Ghana’s real estate and education sectors both posted contractions in the first quarter of 2025, according to provisional GDP figures released by the Ghana Statistical Service. Real estate declined by 0.7%, while education shrank by 4.0%, placing them among the five worst-performing sub-sectors in the period.
The slowdown in real estate points to weakened demand in the property market, potentially driven by tighter financing conditions, slower investment activity, or shifting focus towards other growing sectors such as manufacturing and trade. With economic growth being led by services and local production, capital may be redirecting away from non-essential property development.
In education, the decline suggests a possible transition in how learning is delivered. Digital platforms, remote learning, and informal training, particularly in tech and vocational skills, are increasingly popular alternatives to traditional classroom models. The contraction could also reflect ongoing structural issues, including limited public sector hiring and delays in education sector funding.
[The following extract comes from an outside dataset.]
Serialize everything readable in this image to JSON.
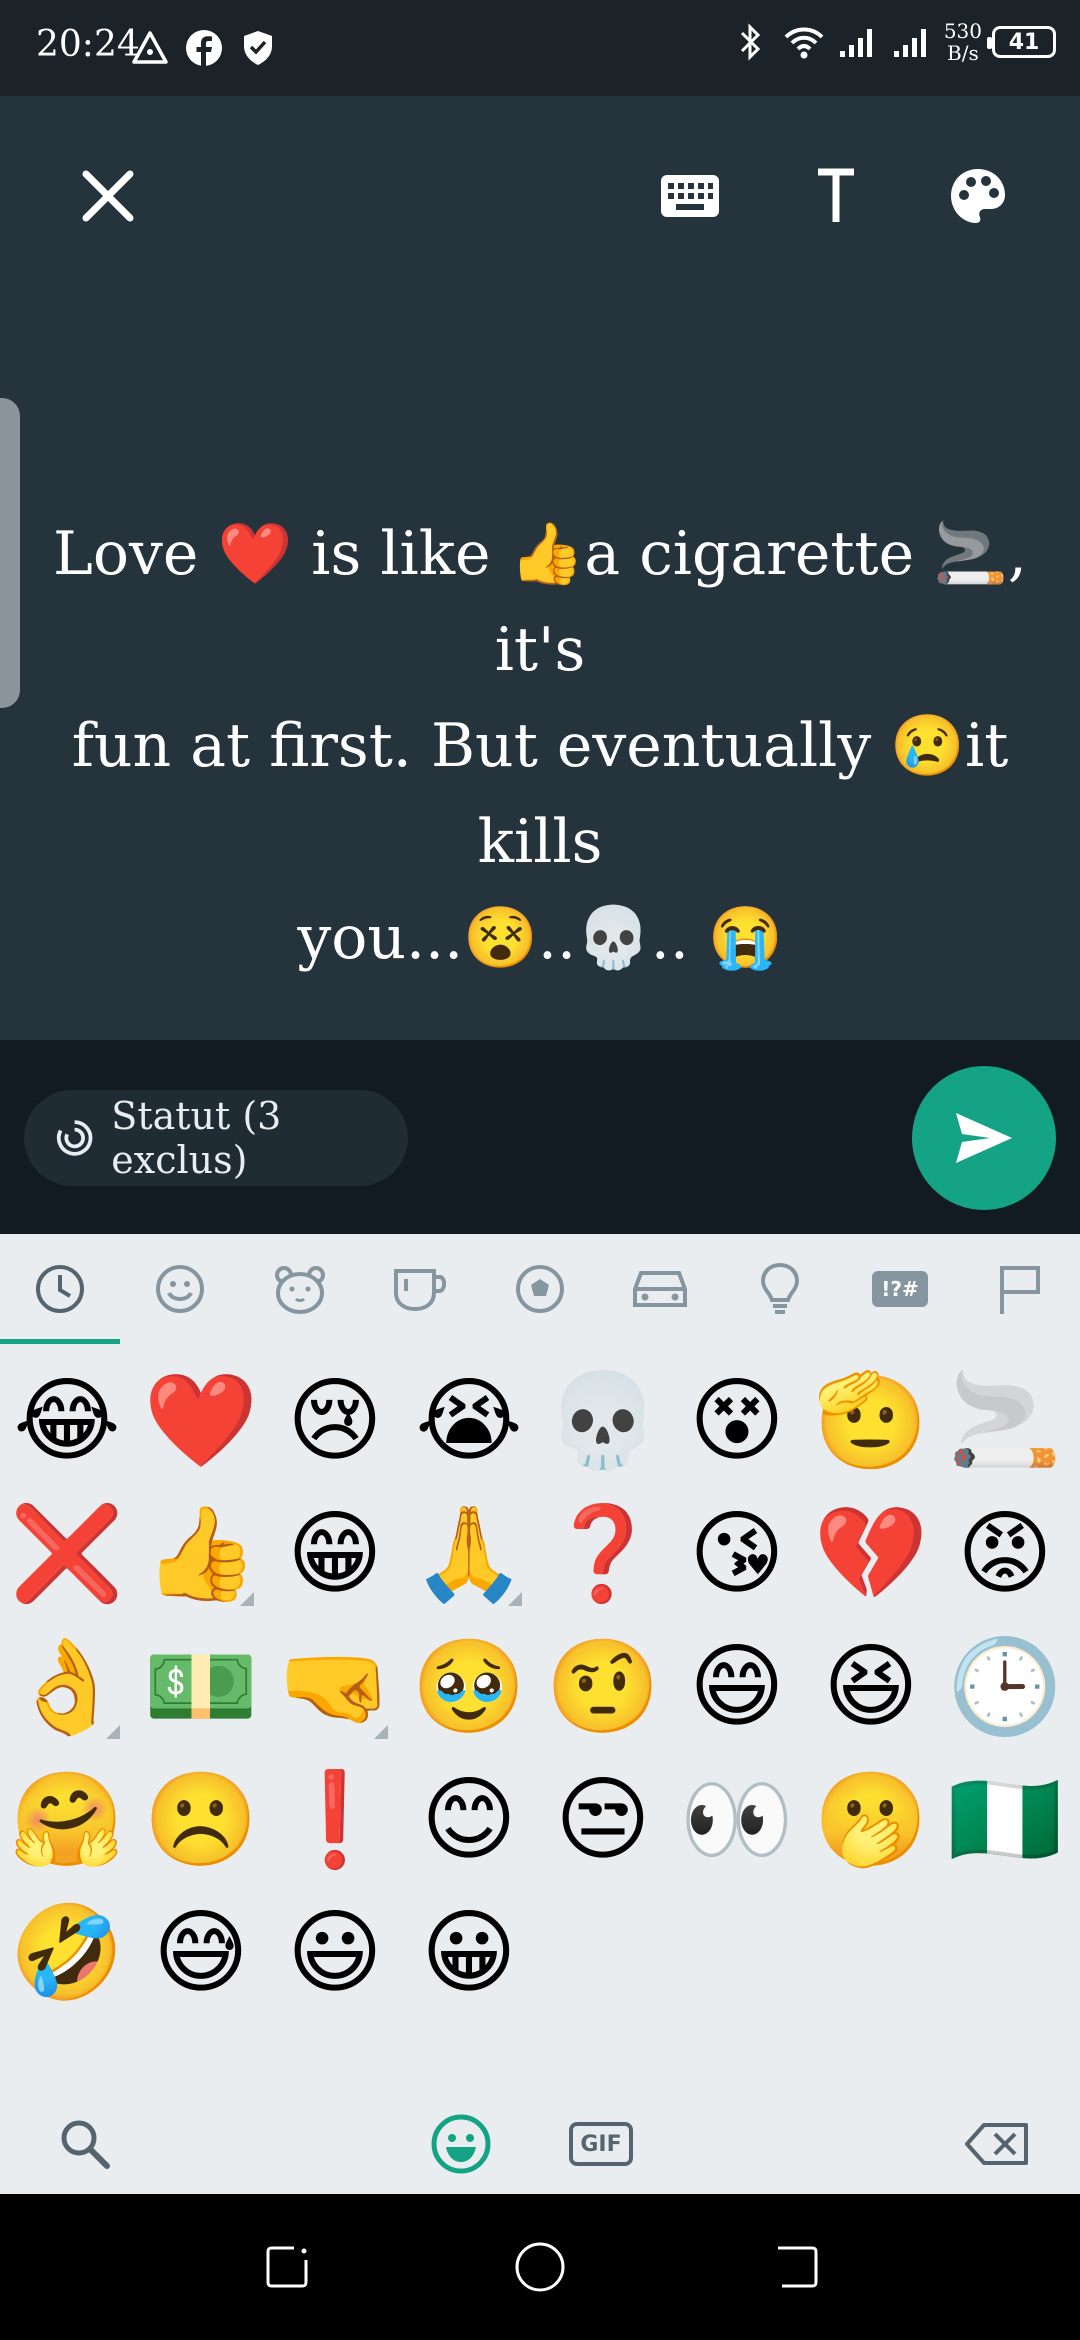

These trends emerge in the context of a broader economic rebound. Ghana’s economy grew 5.3% year-on-year in Q1 2025, with sectors like information and communication (13.1%), transport and storage (8.6%), and trade (7.1%) showing strong performance.
While the contraction in education and real estate is notable, it also points to evolving priorities in the economy, where digital services, manufacturing, and logistics are drawing greater attention from both policymakers and investors. As the economy adjusts, these underperforming sectors may require policy support and adaptation to remain relevant in a rapidly changing market.